Friday Headlines

the weekly newsletter from Dr Ruth Weeks, Headmistress

History off the page

22 June 2018

An Ancient Egyptian Workshop for Year 6 pupils gave girls a chance to find out what life was like in 1347 BC.

The school hall was transformed into an Ancient Egyptian market, where the children had the opportunity to make many Egyptian artefacts and experience the skills used in this era. They practised mummification (using dolly pegs and bandages), made scented cones and tried complex hieroglyphic writing on papyrus. They also sculpted canopic jars and carved scarab beetles using soap!

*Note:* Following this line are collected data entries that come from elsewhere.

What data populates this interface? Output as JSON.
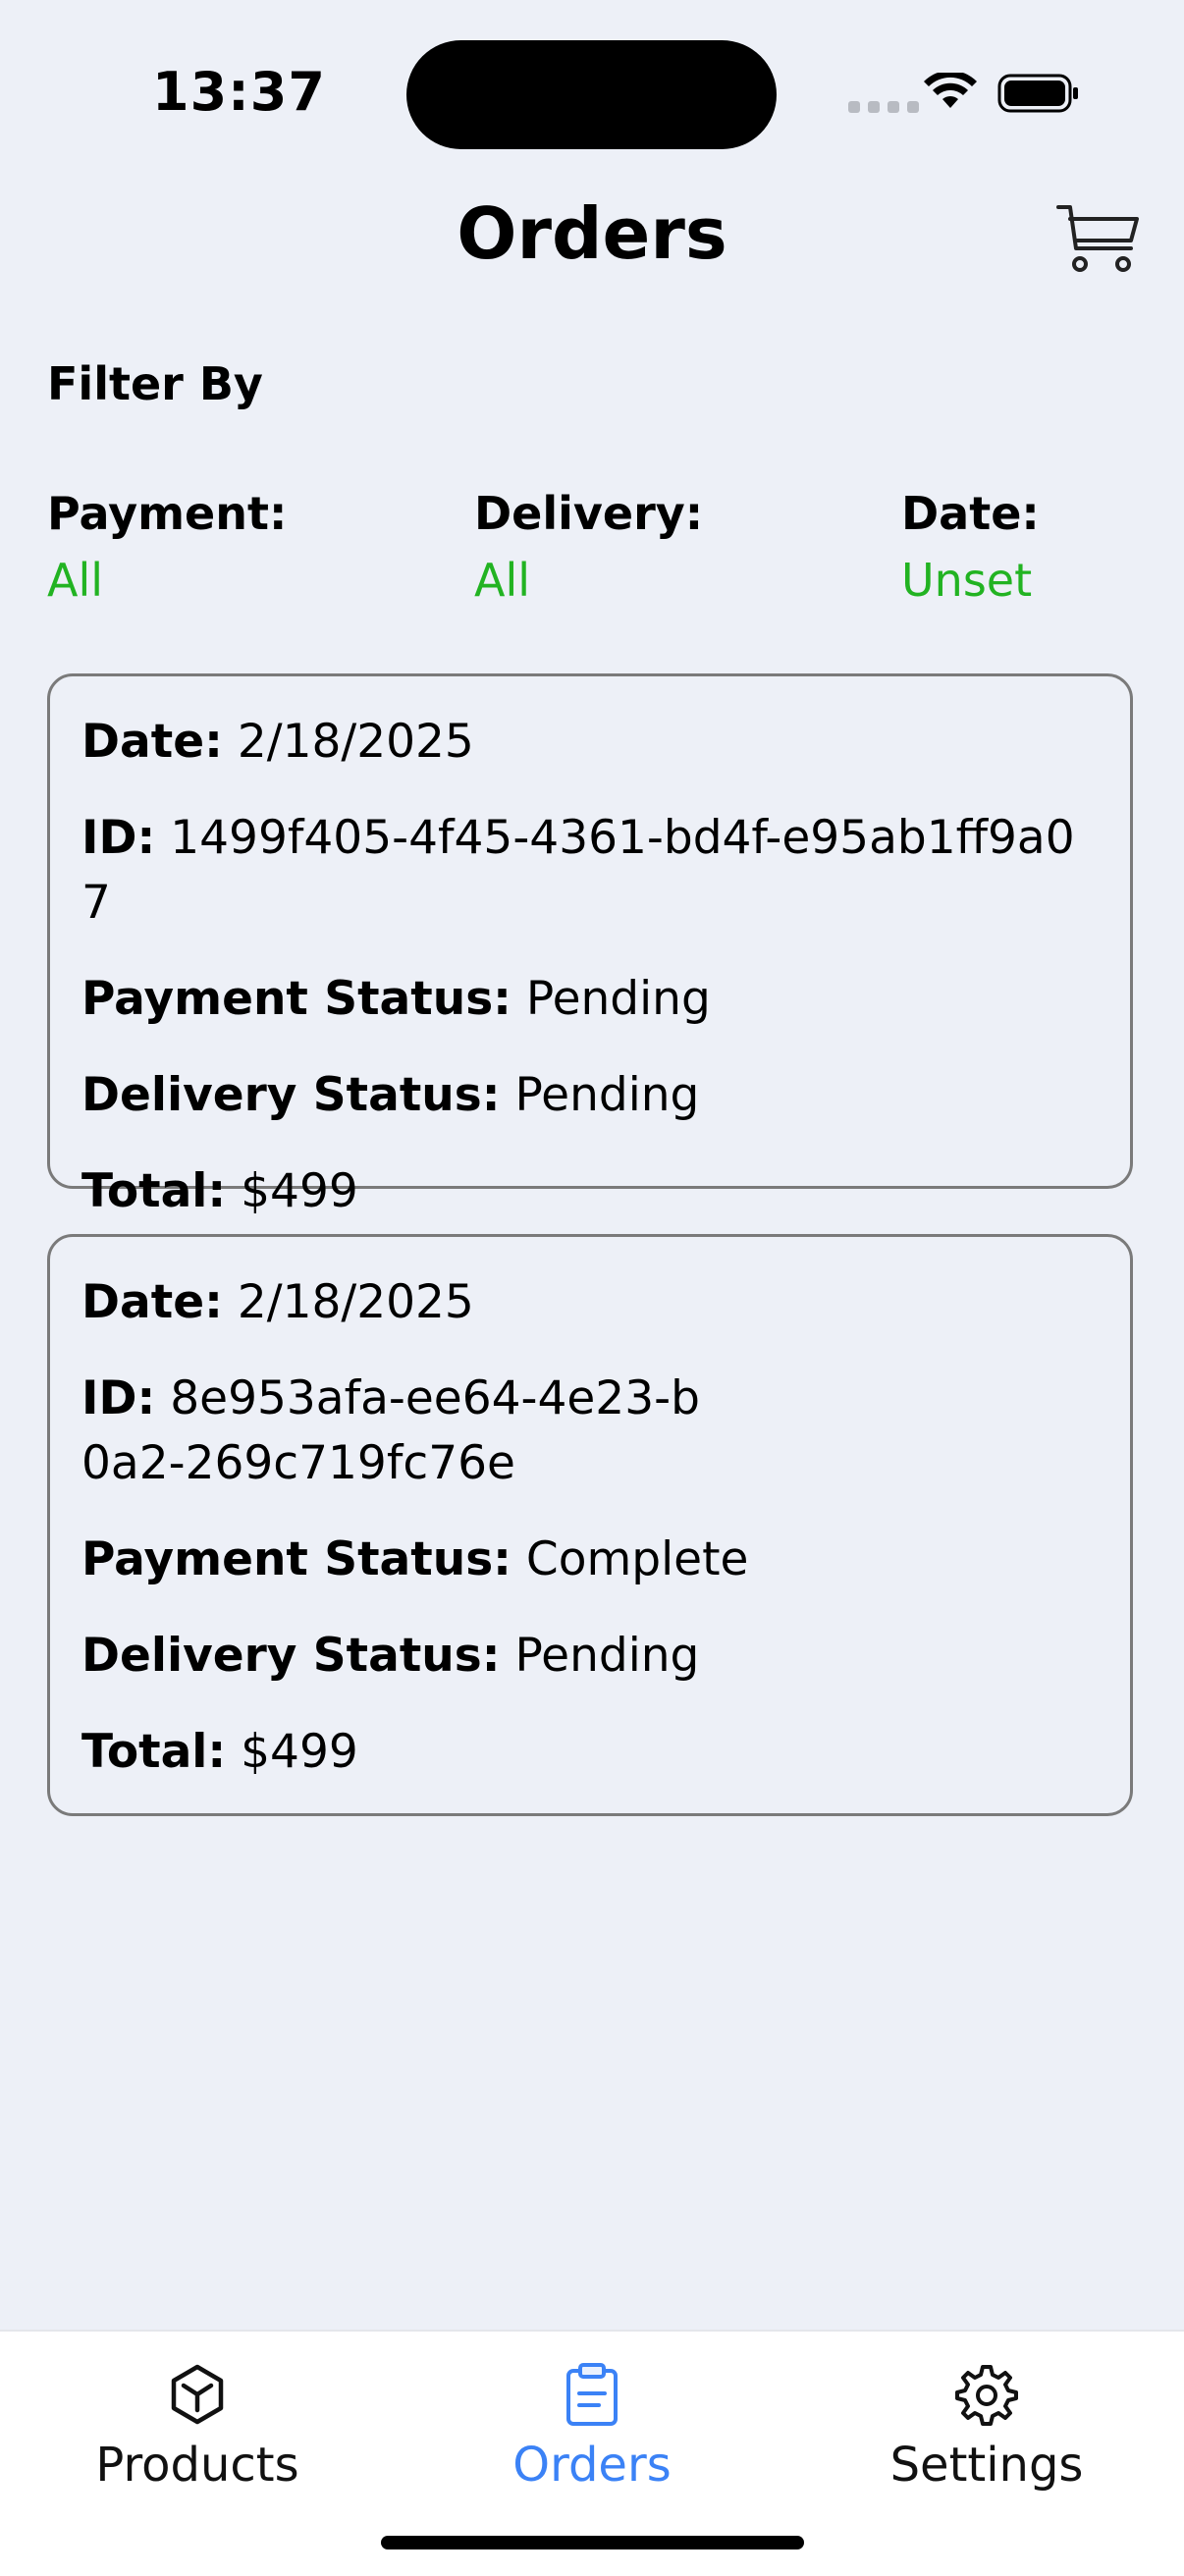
{
  "status_bar": {
    "time": "13:37"
  },
  "header": {
    "title": "Orders",
    "cart_icon": "cart-icon"
  },
  "filters": {
    "heading": "Filter By",
    "payment": {
      "label": "Payment:",
      "value": "All"
    },
    "delivery": {
      "label": "Delivery:",
      "value": "All"
    },
    "date": {
      "label": "Date:",
      "value": "Unset"
    },
    "value_color": "#22B322"
  },
  "orders": [
    {
      "date_label": "Date:",
      "date": "2/18/2025",
      "id_label": "ID:",
      "id": "1499f405-4f45-4361-bd4f-e95ab1ff9a07",
      "payment_status_label": "Payment Status:",
      "payment_status": "Pending",
      "delivery_status_label": "Delivery Status:",
      "delivery_status": "Pending",
      "total_label": "Total:",
      "total": "$499"
    },
    {
      "date_label": "Date:",
      "date": "2/18/2025",
      "id_label": "ID:",
      "id": "8e953afa-ee64-4e23-b0a2-269c719fc76e",
      "payment_status_label": "Payment Status:",
      "payment_status": "Complete",
      "delivery_status_label": "Delivery Status:",
      "delivery_status": "Pending",
      "total_label": "Total:",
      "total": "$499"
    }
  ],
  "tab_bar": {
    "tabs": [
      {
        "label": "Products",
        "icon": "cube-icon",
        "active": false
      },
      {
        "label": "Orders",
        "icon": "clipboard-icon",
        "active": true
      },
      {
        "label": "Settings",
        "icon": "gear-icon",
        "active": false
      }
    ],
    "active_color": "#3B82F6"
  }
}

The market was a very lively place with guards being chosen and trained, rats infesting the area and so much gossip going on all around. The Queen ventured around approving or, on occasions, disapproving of the children’s creations.

After completing the craft workshops, the children were able to take all their wares away with them – but only after going to the special altar to give thanks to the Sun God, Aten, for ‘giving them the skills and patience in making these items’.

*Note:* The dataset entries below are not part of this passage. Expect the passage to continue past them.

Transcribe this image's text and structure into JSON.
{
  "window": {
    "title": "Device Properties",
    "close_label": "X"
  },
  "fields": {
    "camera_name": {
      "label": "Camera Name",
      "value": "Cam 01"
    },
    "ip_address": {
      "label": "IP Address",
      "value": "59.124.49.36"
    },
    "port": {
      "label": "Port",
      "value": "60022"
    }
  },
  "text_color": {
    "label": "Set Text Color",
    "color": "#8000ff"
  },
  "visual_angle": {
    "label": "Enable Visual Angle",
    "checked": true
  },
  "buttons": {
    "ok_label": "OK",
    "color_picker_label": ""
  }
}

For the afternoon session, the children were busy with preparations for the Festival of the Nile, being held to celebrate the flooding of the river. The ‘Royal Court’ was set up and the food was prepared for the banquet. The children were given roles and tasks to complete which they executed with vigour. They played percussion instruments, performed dances and plays, all to entertain the Pharaoh and his wife, Nefertiti, and their honoured guests. In between the performances, the slaves delivered various courses of the magnificent banquet, with servings of bread, cheese and fruit, washed down by a goblet of fine ‘red wine’ (blackcurrant cordial in reality). This proved to be a successful way to finish what had been an exciting day of role-play for the girls.

A big thank you to our adult volunteers and Year 6 pupils for their great enthusiasm throughout the day!